Qui sème dans les larmes
moissonne dans la joie :
il s’en va, il s’en va en pleurant,
il jette la semence ;
il s’en vient, il s’en vient dans la joie,
il rapporte les gerbes.
Évangile
« Ma coupe, vous la boirez » (Mt 20, 20-28)
Alléluia. Alléluia.
C’est moi qui vous ai choisis du milieu du monde,
afin que vous alliez, que vous portiez du fruit,
et que votre fruit demeure, dit le Seigneur.
Alléluia. (cf. Jn 15, 16)
Évangile de Jésus Christ selon saint Matthieu
En ce temps-là,
la mère de Jacques et de Jean, fils de Zébédée,
s’approcha de Jésus avec ses fils Jacques et Jean,
et elle se prosterna pour lui faire une demande.
Jésus lui dit :
« Que veux-tu ? »
Elle répondit :
« Ordonne que mes deux fils que voici
siègent, l’un à ta droite et l’autre à ta gauche,
dans ton Royaume. »
Jésus répondit :
« Vous ne savez pas ce que vous demandez.
Pouvez-vous boire la coupe que je vais boire ? »
Ils lui disent :
« Nous le pouvons. »
Il leur dit :
« Ma coupe, vous la boirez ;
quant à siéger à ma droite et à ma gauche,
ce n’est pas à moi de l’accorder ;
il y a ceux pour qui cela est préparé par mon Père. »
Les dix autres, qui avaient entendu,
s’indignèrent contre les deux frères.
Jésus les appela et dit :
« Vous le savez :
les chefs des nations les commandent en maîtres,
et les grands font sentir leur pouvoir.
Parmi vous, il ne devra pas en être ainsi :
celui qui veut devenir grand parmi vous
sera votre serviteur ;
et celui qui veut être parmi vous le premier
sera votre esclave.
Ainsi, le Fils de l’homme n’est pas venu pour être servi,
mais pour servir,
et donner sa vie en rançon pour la multitude. »
– Acclamons la Parole de Dieu.
Méditation
Bien-aimés dans le Seigneur, Dieu soit loué en tout temps !
En ce jour de la fête de Saint Jacques Apôtre, l’Évangile soumis à notre méditation nous invite à réfléchir sur ce qui rend le chrétien véritablement grand et puissant aux yeux de Dieu.
Dans cet Évangile, il est question de grandeur, de pouvoir et de places d’honneur.

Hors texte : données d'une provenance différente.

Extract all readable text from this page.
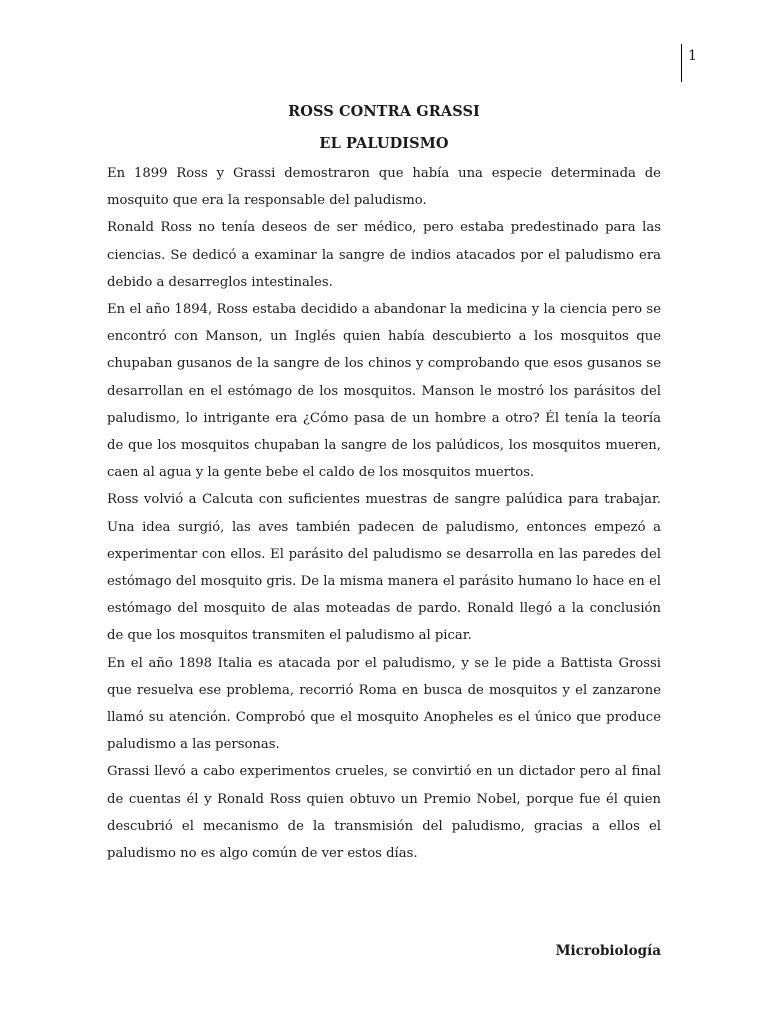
1
ROSS CONTRA GRASSI
EL PALUDISMO

En 1899 Ross y Grassi demostraron que había una especie determinada de mosquito que era la responsable del paludismo.

Ronald Ross no tenía deseos de ser médico, pero estaba predestinado para las ciencias. Se dedicó a examinar la sangre de indios atacados por el paludismo era debido a desarreglos intestinales.

En el año 1894, Ross estaba decidido a abandonar la medicina y la ciencia pero se encontró con Manson, un Inglés quien había descubierto a los mosquitos que chupaban gusanos de la sangre de los chinos y comprobando que esos gusanos se desarrollan en el estómago de los mosquitos. Manson le mostró los parásitos del paludismo, lo intrigante era ¿Cómo pasa de un hombre a otro? Él tenía la teoría de que los mosquitos chupaban la sangre de los palúdicos, los mosquitos mueren, caen al agua y la gente bebe el caldo de los mosquitos muertos.

Ross volvió a Calcuta con suficientes muestras de sangre palúdica para trabajar. Una idea surgió, las aves también padecen de paludismo, entonces empezó a experimentar con ellos. El parásito del paludismo se desarrolla en las paredes del estómago del mosquito gris. De la misma manera el parásito humano lo hace en el estómago del mosquito de alas moteadas de pardo. Ronald llegó a la conclusión de que los mosquitos transmiten el paludismo al picar.

En el año 1898 Italia es atacada por el paludismo, y se le pide a Battista Grossi que resuelva ese problema, recorrió Roma en busca de mosquitos y el zanzarone llamó su atención. Comprobó que el mosquito Anopheles es el único que produce paludismo a las personas.

Grassi llevó a cabo experimentos crueles, se convirtió en un dictador pero al final de cuentas él y Ronald Ross quien obtuvo un Premio Nobel, porque fue él quien descubrió el mecanismo de la transmisión del paludismo, gracias a ellos el paludismo no es algo común de ver estos días.

Microbiología
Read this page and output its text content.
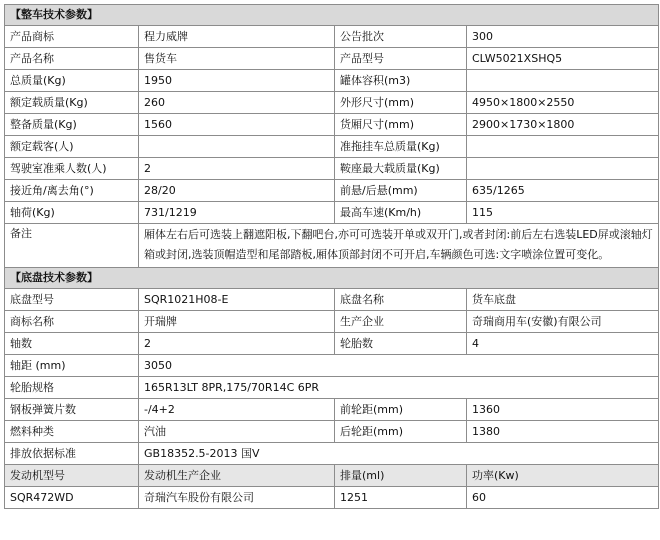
【整车技术参数】			
产品商标	程力威牌	公告批次	300
产品名称	售货车	产品型号	CLW5021XSHQ5
总质量(Kg)	1950	罐体容积(m3)	
额定载质量(Kg)	260	外形尺寸(mm)	4950×1800×2550
整备质量(Kg)	1560	货厢尺寸(mm)	2900×1730×1800
额定载客(人)		准拖挂车总质量(Kg)	
驾驶室准乘人数(人)	2	鞍座最大载质量(Kg)	
接近角/离去角(°)	28/20	前悬/后悬(mm)	635/1265
轴荷(Kg)	731/1219	最高车速(Km/h)	115
备注	厢体左右后可选装上翻遮阳板,下翻吧台,亦可可选装开单或双开门,或者封闭:前后左右选装LED屏或滚轴灯箱或封闭,选装顶帽造型和尾部踏板,厢体顶部封闭不可开启,车辆颜色可选:文字喷涂位置可变化。		
【底盘技术参数】			
底盘型号	SQR1021H08-E	底盘名称	货车底盘
商标名称	开瑞牌	生产企业	奇瑞商用车(安徽)有限公司
轴数	2	轮胎数	4
轴距 (mm)	3050		
轮胎规格	165R13LT 8PR,175/70R14C 6PR		
钢板弹簧片数	-/4+2	前轮距(mm)	1360
燃料种类	汽油	后轮距(mm)	1380
排放依据标准	GB18352.5-2013 国V		
发动机型号	发动机生产企业	排量(ml)	功率(Kw)
SQR472WD	奇瑞汽车股份有限公司	1251	60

La mère des fils de Zébédée s’approche de Jésus pour lui demander que ses deux fils, Jacques et Jean, siègent l’un à sa droite et l’autre à sa gauche dans son Royaume. Comme toute mère, elle désire un bel avenir pour ses enfants. Son intention n’est donc pas mauvaise en soi. Il est normal pour des parents de rêver grand pour leurs enfants, de souhaiter pour eux ce qu’il y a de noble, de beau et d’élevé.
Cependant, Jésus vient purifier cette ambition. Il montre que la vraie grandeur ne consiste pas à occuper les premières places, à dominer les autres ou à rechercher les honneurs. La plus grande ambition que nous pouvons avoir pour nos enfants, et même pour nous-mêmes, c’est de découvrir et d’accomplir fidèlement notre vocation. Car lorsqu’un homme fait ce pour quoi Dieu l’a créé, il devient vraiment grand. La puissance de Dieu peut alors se manifester à travers sa vie.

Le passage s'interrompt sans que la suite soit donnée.